Joseph studies his wife as he waits for the lights to change, because he’s experienced the same cognitive dissonance and knows the tricks it can pull. ‘Did Tilly and Mark get on?’

Quietly, Erin says, ‘She hated him.’

By the time they’ve skirted Jack-O’-Lantern Woods, the sun is bleeding its last red light through the trees. At this time of day there’s little traffic. As they roll past the big houses on Hocombe Hill, they’re the only vehicle on the road.

‘I’ll slow down as we pass,’ Joseph says, ‘but I won’t stop. Get the best look you can.’

A minute later they reach Thornecroft. Despite their reduced speed, the surrounding trees allow only a brief glimpse down the drive before the house is swallowed up again.

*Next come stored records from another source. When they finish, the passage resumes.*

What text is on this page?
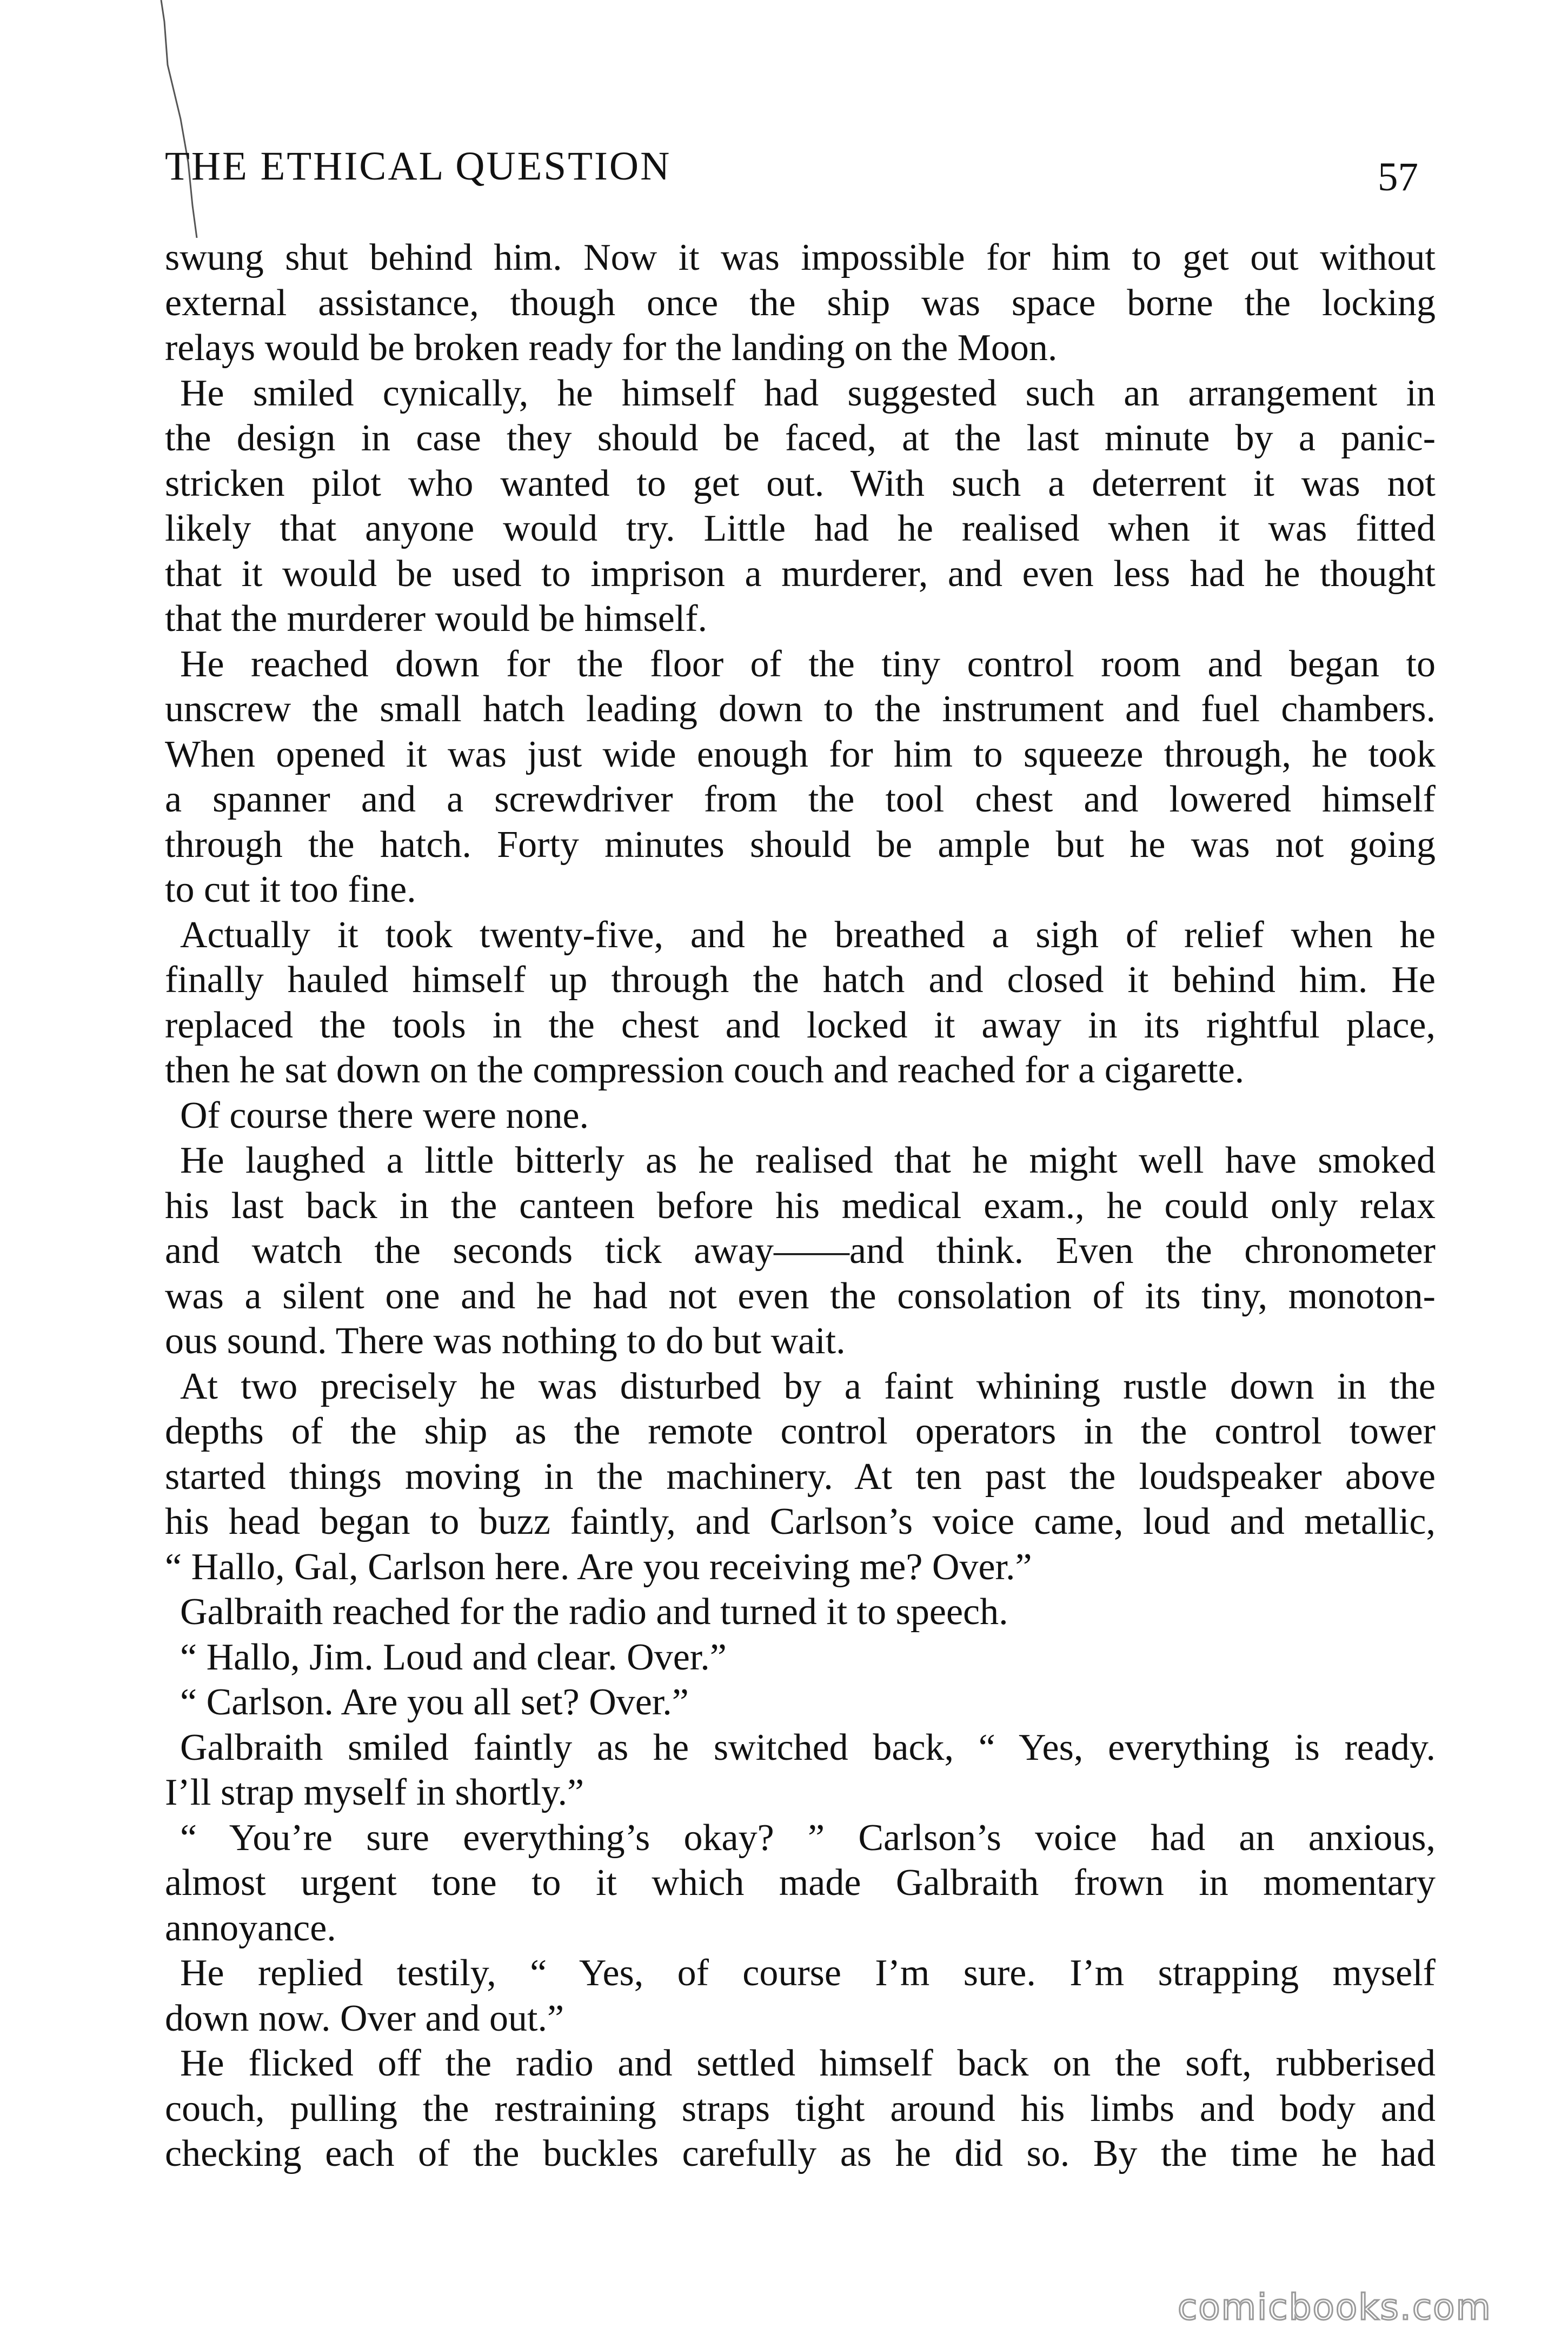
THE ETHICAL QUESTION	57
swung shut behind him. Now it was impossible for him to get out without
external assistance, though once the ship was space borne the locking
relays would be broken ready for the landing on the Moon.
He smiled cynically, he himself had suggested such an arrangement in
the design in case they should be faced, at the last minute by a panic-
stricken pilot who wanted to get out. With such a deterrent it was not
likely that anyone would try. Little had he realised when it was fitted
that it would be used to imprison a murderer, and even less had he thought
that the murderer would be himself.
He reached down for the floor of the tiny control room and began to
unscrew the small hatch leading down to the instrument and fuel chambers.
When opened it was just wide enough for him to squeeze through, he took
a spanner and a screwdriver from the tool chest and lowered himself
through the hatch. Forty minutes should be ample but he was not going
to cut it too fine.
Actually it took twenty-five, and he breathed a sigh of relief when he
finally hauled himself up through the hatch and closed it behind him. He
replaced the tools in the chest and locked it away in its rightful place,
then he sat down on the compression couch and reached for a cigarette.
Of course there were none.
He laughed a little bitterly as he realised that he might well have smoked
his last back in the canteen before his medical exam., he could only relax
and watch the seconds tick away——and think. Even the chronometer
was a silent one and he had not even the consolation of its tiny, monoton-
ous sound. There was nothing to do but wait.
At two precisely he was disturbed by a faint whining rustle down in the
depths of the ship as the remote control operators in the control tower
started things moving in the machinery. At ten past the loudspeaker above
his head began to buzz faintly, and Carlson’s voice came, loud and metallic,
“ Hallo, Gal, Carlson here. Are you receiving me? Over.”
Galbraith reached for the radio and turned it to speech.
“ Hallo, Jim. Loud and clear. Over.”
“ Carlson. Are you all set? Over.”
Galbraith smiled faintly as he switched back, “ Yes, everything is ready.
I’ll strap myself in shortly.”
“ You’re sure everything’s okay? ” Carlson’s voice had an anxious,
almost urgent tone to it which made Galbraith frown in momentary
annoyance.
He replied testily, “ Yes, of course I’m sure. I’m strapping myself
down now. Over and out.”
He flicked off the radio and settled himself back on the soft, rubberised
couch, pulling the restraining straps tight around his limbs and body and
checking each of the buckles carefully as he did so. By the time he had
comicbooks.com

As Joseph accelerates away, Erin turns in her seat. ‘I saw the Honda,’ she says. ‘Plus two cars I know belong to Angus. But not the Mercedes Gabriel was driving yesterday.’

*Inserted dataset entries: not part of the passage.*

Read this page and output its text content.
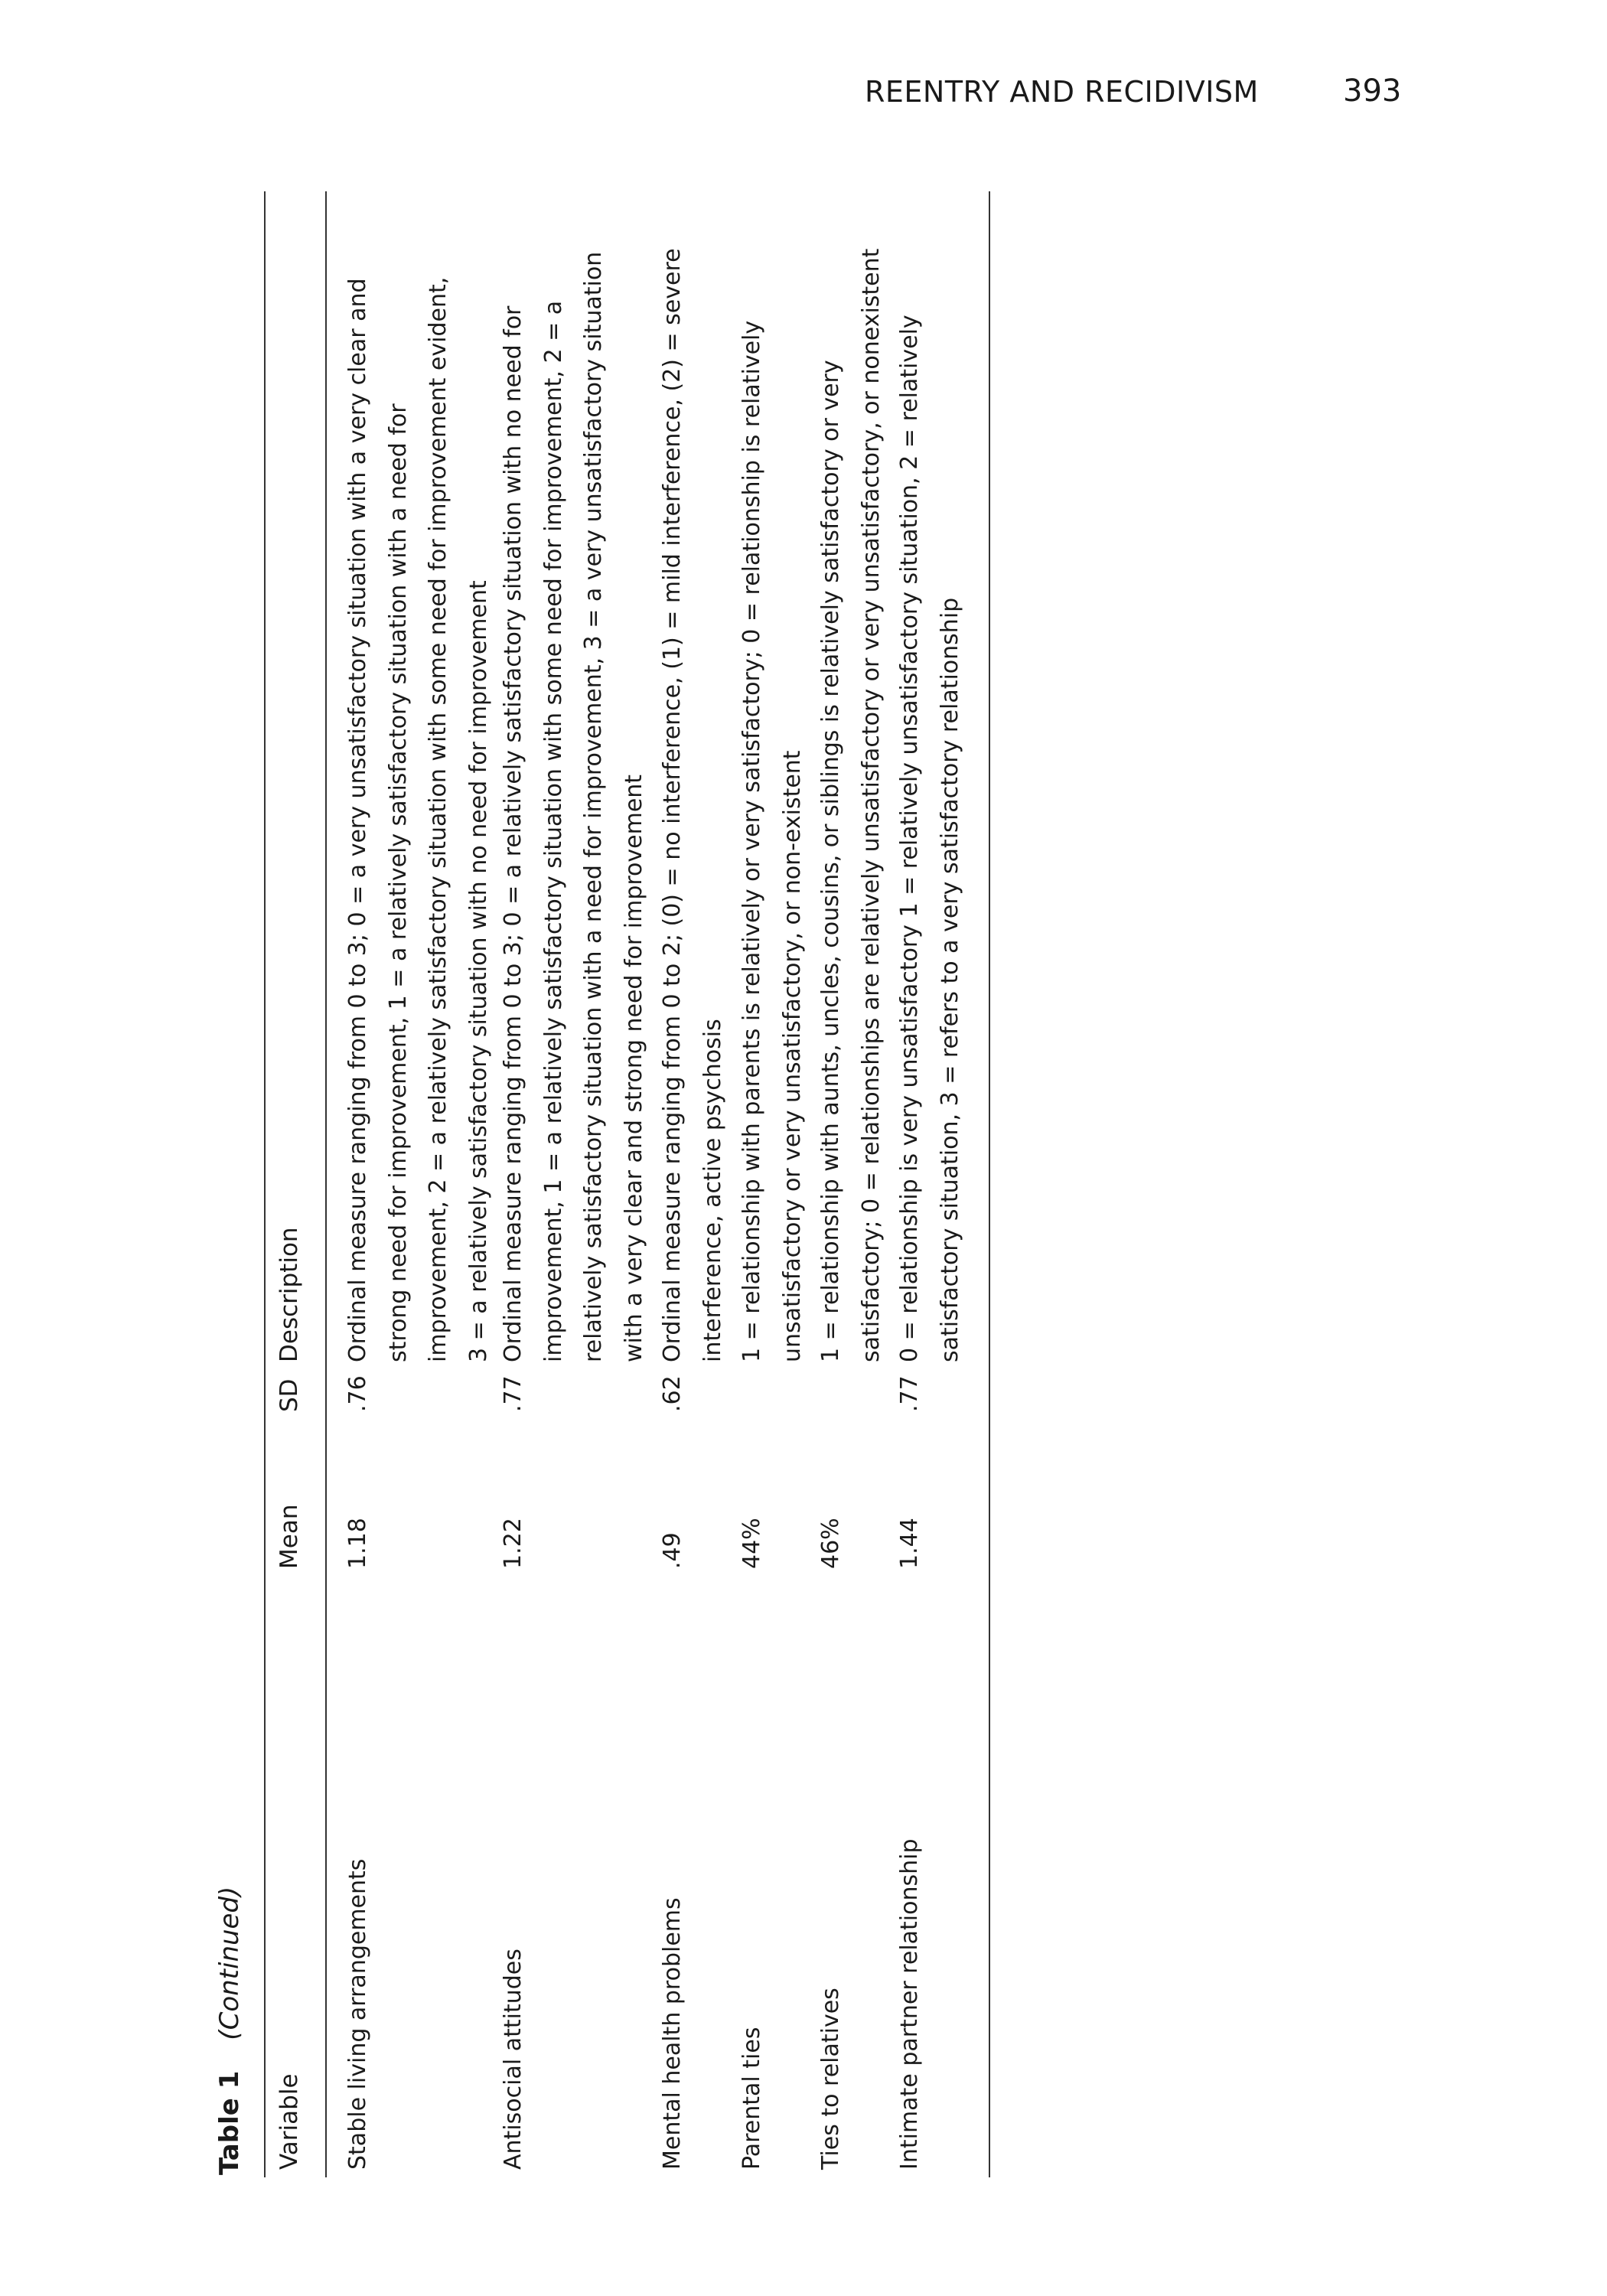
REENTRY AND RECIDIVISM	393
Table 1(Continued)
Variable
Mean
SD
Description
Stable living arrangements
1.18
.76
Ordinal measure ranging from 0 to 3; 0 = a very unsatisfactory situation with a very clear and strong need for improvement, 1 = a relatively satisfactory situation with a need for improvement, 2 = a relatively satisfactory situation with some need for improvement evident, 3 = a relatively satisfactory situation with no need for improvement
Antisocial attitudes
1.22
.77
Ordinal measure ranging from 0 to 3; 0 = a relatively satisfactory situation with no need for improvement, 1 = a relatively satisfactory situation with some need for improvement, 2 = a relatively satisfactory situation with a need for improvement, 3 = a very unsatisfactory situation with a very clear and strong need for improvement
Mental health problems
.49
.62
Ordinal measure ranging from 0 to 2; (0) = no interference, (1) = mild interference, (2) = severe interference, active psychosis
Parental ties
44%
1 = relationship with parents is relatively or very satisfactory; 0 = relationship is relatively unsatisfactory or very unsatisfactory, or non-existent
Ties to relatives
46%
1 = relationship with aunts, uncles, cousins, or siblings is relatively satisfactory or very satisfactory; 0 = relationships are relatively unsatisfactory or very unsatisfactory, or nonexistent
Intimate partner relationship
1.44
.77
0 = relationship is very unsatisfactory 1 = relatively unsatisfactory situation, 2 = relatively satisfactory situation, 3 = refers to a very satisfactory relationship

‘I think that was a hire car,’ he replies. ‘Maybe he already returned it. We’ll find somewhere to pull in. Then we’ll double-back on foot. Do you know if the house has a security system?’

‘I’m pretty sure it doesn’t. And if we go through those trees to the back we can avoid the drive.’

Joseph finds a suitable parking spot a few hundred yards from Thornecroft, a grass verge between two huge private residences and their grounds. Grabbing the holdall, he locks the van.

On this side of the road there are no houses, just open woodland. Joseph leads Erin into cover before they flank the road towards Thornecroft.

A minute later he spots the entrance. Dropping the holdall, he transfers the birdwatching scope into the daysack and slips his arms through the straps. Then he takes out the crossbow, the tomahawk and two sheathed knives.

‘Joe?’

The setting sun has turned Erin’s skin golden, in stark contrast to her dark clothes. In this light she looks like an avenging angel, her beauty somehow terrible.

The look she gives him is full of sorrow. ‘I just wanted to say I love you, Joe. I know how empty that might sound, but it really is the truth. We’ve never said it enough, and this may be our last chance.’

Joseph holds her gaze, asks himself how he feels about her words. And then he goes over and kisses her, holding her in the fading light.

‘I can’t lose Tilly,’ she tells him. ‘Whatever she’s done, however damaged she may be, she’s still my daughter. If this goes as planned and I get her back, I swear I’ll fix her.’

‘We both will,’ he replies, but he doesn’t really believe it. He doesn’t think Tilly can be fixed. Strapping a knife to his belt, he hands the other one to Erin. Then he offers her the crossbow.

Erin stares at it a while before accepting. Joseph picks up the tomahawk and feels instantly light-headed. Because the weapon, in truth, is anything but ridiculous.

They emerge a short distance from Thornecroft’s driveway, hurrying across the road and ducking back into cover. There’s no border fence, just more of the same deciduous woodland. Keeping the driveway on their left, they move through the undergrowth towards the house.

Above the trees, the red hues of sunset have turned crimson. Joseph skirts a patch of bracken, staying as low as he can, and finds a hollow where the shadows are already deepening. He lowers himself to his good knee, takes out Claire’s birdwatching scope and focuses the lens on Thornecroft.

The building is huge: triple-fronted with three enormous chimney stacks rising high above its gables. Light glows from the windows of all the ground-floor rooms. Inside the covered porch, the two half-arch entrance doors stand open in mocking invitation.

Joseph sees his mother’s car on the drive, parked between a Lexus and a vehicle hidden by a tarp. Erin was right about the tree cover. It should be possible to circle the main residence without being spotted.

‘Joe,’ Erin says, behind him. ‘I’m sorrier than you’ll ever know – but I have to do this. I’ve no choice.’

Joseph lowers the scope. When he turns his head, he sees that she’s lifted the crossbow to her shoulder, placing him at the centre of its sights.